Des petits exercices de bien-être et
de concentration:
Bailler, s’étirer
Simplissimes
à mettre en œuvre n’importe où et n’importe quand lorsque le besoin s’en fait
sentir, mais souvent oubliés ou négligés, bâillements et étirements permettent
de s’apaiser (les élèves et mais aussi la maîtresse ou le maitre si nécessaire…)
et de retrouver un climat de classe de qualité.
Gonfler le ballon
Souvent
réclamé par les élèves eux-mêmes : debout, on lève et ouvre les bras pour
gonfler notre ballon, on s’enroule tout mou pour le dégonfler en accompagnant
avec les bras…
Hum ! Je déguste
Les moments
où il y a consommation de nourriture en classe sont des moments propices pour
être à l’écoute de ses sensations et ressentir plaisir partagé et gratitude
pour la nourriture.

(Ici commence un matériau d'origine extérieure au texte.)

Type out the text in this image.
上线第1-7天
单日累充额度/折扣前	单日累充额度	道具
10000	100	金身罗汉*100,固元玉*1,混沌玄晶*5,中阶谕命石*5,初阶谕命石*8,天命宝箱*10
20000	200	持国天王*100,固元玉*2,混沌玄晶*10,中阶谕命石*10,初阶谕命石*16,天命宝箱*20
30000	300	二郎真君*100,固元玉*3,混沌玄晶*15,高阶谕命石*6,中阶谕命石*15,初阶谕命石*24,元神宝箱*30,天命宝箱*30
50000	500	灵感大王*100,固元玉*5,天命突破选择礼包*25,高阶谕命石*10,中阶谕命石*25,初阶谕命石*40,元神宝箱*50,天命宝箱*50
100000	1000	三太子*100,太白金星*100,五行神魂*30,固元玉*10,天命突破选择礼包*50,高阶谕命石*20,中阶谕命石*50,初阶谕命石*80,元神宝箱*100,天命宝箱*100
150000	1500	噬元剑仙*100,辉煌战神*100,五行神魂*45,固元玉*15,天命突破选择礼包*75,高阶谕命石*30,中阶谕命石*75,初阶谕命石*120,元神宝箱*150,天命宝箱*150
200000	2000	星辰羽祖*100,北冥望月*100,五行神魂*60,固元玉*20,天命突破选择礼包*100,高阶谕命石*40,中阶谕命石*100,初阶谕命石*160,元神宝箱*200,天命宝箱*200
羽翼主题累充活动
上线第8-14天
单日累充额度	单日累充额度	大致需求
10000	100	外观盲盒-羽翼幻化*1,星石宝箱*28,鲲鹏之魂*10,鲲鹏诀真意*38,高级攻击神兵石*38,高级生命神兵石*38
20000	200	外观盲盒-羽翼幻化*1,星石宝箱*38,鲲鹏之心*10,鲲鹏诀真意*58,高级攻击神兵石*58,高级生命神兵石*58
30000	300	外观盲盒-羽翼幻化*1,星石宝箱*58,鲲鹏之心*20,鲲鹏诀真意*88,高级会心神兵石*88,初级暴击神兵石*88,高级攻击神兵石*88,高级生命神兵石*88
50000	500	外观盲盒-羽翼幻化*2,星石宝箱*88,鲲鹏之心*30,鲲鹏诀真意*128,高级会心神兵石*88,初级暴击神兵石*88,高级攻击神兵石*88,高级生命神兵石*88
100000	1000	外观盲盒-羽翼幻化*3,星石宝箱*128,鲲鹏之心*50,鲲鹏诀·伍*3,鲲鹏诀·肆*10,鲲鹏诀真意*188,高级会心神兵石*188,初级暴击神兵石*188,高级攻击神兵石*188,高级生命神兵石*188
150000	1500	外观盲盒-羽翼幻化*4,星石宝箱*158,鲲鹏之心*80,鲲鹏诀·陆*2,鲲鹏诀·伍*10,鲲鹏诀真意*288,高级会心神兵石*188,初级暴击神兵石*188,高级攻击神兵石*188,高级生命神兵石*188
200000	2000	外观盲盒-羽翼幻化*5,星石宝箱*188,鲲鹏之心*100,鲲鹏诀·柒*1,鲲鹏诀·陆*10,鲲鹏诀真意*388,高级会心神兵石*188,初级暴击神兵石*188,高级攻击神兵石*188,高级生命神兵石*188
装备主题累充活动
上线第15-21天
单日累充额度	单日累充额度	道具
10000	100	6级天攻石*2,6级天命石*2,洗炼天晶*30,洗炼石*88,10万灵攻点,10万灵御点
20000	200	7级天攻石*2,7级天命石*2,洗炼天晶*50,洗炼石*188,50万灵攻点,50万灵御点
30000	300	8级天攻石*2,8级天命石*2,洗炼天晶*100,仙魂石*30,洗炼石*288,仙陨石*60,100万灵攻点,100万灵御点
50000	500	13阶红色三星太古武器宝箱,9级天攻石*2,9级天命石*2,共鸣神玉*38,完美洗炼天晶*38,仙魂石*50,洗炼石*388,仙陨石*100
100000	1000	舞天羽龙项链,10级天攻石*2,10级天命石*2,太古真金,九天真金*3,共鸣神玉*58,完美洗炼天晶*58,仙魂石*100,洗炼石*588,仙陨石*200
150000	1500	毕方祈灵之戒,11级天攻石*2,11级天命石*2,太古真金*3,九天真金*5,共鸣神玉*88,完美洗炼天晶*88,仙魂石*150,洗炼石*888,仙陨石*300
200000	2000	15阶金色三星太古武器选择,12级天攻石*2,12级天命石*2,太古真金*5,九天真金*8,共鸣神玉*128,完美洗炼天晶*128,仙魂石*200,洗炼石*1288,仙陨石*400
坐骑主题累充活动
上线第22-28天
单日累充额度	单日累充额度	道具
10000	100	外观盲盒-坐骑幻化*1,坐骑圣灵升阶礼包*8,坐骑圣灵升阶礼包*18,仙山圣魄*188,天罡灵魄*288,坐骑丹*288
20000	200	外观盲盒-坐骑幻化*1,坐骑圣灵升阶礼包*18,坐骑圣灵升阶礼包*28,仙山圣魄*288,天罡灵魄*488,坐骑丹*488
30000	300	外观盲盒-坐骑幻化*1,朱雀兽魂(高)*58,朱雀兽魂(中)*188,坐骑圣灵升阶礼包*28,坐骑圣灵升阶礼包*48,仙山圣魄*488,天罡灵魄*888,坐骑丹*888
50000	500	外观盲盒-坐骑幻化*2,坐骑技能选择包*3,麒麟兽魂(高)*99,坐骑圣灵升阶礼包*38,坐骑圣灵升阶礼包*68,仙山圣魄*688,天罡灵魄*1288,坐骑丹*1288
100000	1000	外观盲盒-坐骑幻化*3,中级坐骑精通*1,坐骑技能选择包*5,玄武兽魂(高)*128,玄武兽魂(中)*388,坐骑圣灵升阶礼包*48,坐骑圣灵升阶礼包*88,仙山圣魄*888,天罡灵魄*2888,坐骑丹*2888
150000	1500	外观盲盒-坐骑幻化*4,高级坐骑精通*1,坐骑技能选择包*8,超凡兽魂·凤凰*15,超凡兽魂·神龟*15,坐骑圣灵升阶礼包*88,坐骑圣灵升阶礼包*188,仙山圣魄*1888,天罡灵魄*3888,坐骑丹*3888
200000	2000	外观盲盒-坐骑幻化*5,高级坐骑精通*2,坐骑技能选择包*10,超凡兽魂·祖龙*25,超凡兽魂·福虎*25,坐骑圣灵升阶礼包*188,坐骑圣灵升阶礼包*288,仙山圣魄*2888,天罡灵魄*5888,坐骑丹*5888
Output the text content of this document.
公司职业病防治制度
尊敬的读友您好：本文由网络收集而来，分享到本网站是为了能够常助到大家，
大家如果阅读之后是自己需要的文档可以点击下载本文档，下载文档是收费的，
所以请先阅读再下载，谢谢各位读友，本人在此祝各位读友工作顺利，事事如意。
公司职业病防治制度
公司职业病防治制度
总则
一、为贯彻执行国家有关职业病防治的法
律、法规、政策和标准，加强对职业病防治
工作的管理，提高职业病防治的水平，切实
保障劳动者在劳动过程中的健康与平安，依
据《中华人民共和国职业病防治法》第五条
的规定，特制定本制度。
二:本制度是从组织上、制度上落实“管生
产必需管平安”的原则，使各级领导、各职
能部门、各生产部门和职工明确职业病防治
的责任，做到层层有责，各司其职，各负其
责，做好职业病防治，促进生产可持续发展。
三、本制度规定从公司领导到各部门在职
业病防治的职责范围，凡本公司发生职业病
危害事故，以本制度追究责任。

On observe la nourriture, on la hume, on la goûte bouchée
par bouchée, on est attentif aux sensations : saveurs, textures ; on
recherche les ingrédients … Des parents ont raconté que leur enfant leur
apprend ensuite à la maison comment déguster !
Jeter à la poubelle
Matériel : feuilles de papier journal
. Assis en cercle autour d’une caisse, déposer derrière chaque enfant
volontaire une demie-feuille de journal. Chacun à son tour froisse sa feuille
en formulant intérieurement (« dans sa tête ») ou à voix haute ce qui
l’a embêté, puis la jette dans une grande caisse au milieu (attention, on ne
jette pas une personne, mais par exemple quelque chose qu’elle a fait ! vigilance
sur la formulation de ce dont on veut se débarrasser = lâcher prise).
Marcher en comptant
Sur le
modèle de la marche méditative, marcher lentement « comme tel
animal » en comptant jusqu’où on sait compter puis on recommence :
activité très courte (nécessité de respecter le besoin de mouvement des
enfants !), pour un déplacement d’un lieu à un autre par exemple.
Écouter la cloche
Matériel : un bol chantant. Écouter
la cloche le plus longtemps possible : on peut s’aider en comptant
mentalement (« en silence dans sa tête »), ressentir « son
ballon » (respiration) qui se gonfle et se dégonfle. Idéal pour faire une
pause et se recentrer.
Faire grandir ses doigts
Exercice
amusant: on contracte très fort ses mains puis tout le corps, on serre très
fort, puis on relâche en expirant et en
relâchant tout le corps : si les doigts n’ont pas grandi, c’est qu’on n’a
pas serré assez fort… On rit bien.
Vu !
Lors d’un
déplacement : observer et noter mentalement 5 éléments vus, puis les
nommer ou les dessiner.
Éteindre la bougie
On mime le
crac de l’allumette qui enflamme la bougie (un index). Cette bougie ne s’éteint
que si on souffle longtemps et doucement… On ressent l’air expiré sur
l’extrémité du doigt : c’était chaud, froid, doux ? Si on n’a pas
réussi à l’éteindre, on recommence !
Autour des émotions :
Peu de place
est accordée au domaine émotionnel en tant que tel en milieu scolaire, que ce
soit à travers les albums mis à disposition des élèves, ou dans les pratiques
de classe. Lorsqu’il en est question, c’est, au mieux pour les nommer, au pire
pour les fustiger, mais jamais pour les prendre en compte en tant que telles,
avec ce qu’elles génèrent de bienfaits, quand elles sont positives ; et ce
qu’elles génèrent de souffrance, pour soi-même et pour les autres, quand elles
sont négatives.
Les
pratiques de la Pleine conscience proposent une autre approche de la vie
émotionnelle, en invitant à reconnaître ce qui se passe en soi.
Les enfants
sont réceptifs à une approche attentive et intériorisée d’eux-mêmes. Ils
manifestent beaucoup d’intérêt pour les rares albums ou les contes et légendes racontés
en classe qui mettent en mots leurs
émotions fortes. Leur est-il possible d’aller plus loin dans la prise de
conscience d’eux-mêmes, de leurs émotions et la possibilité de leur « gestion » ?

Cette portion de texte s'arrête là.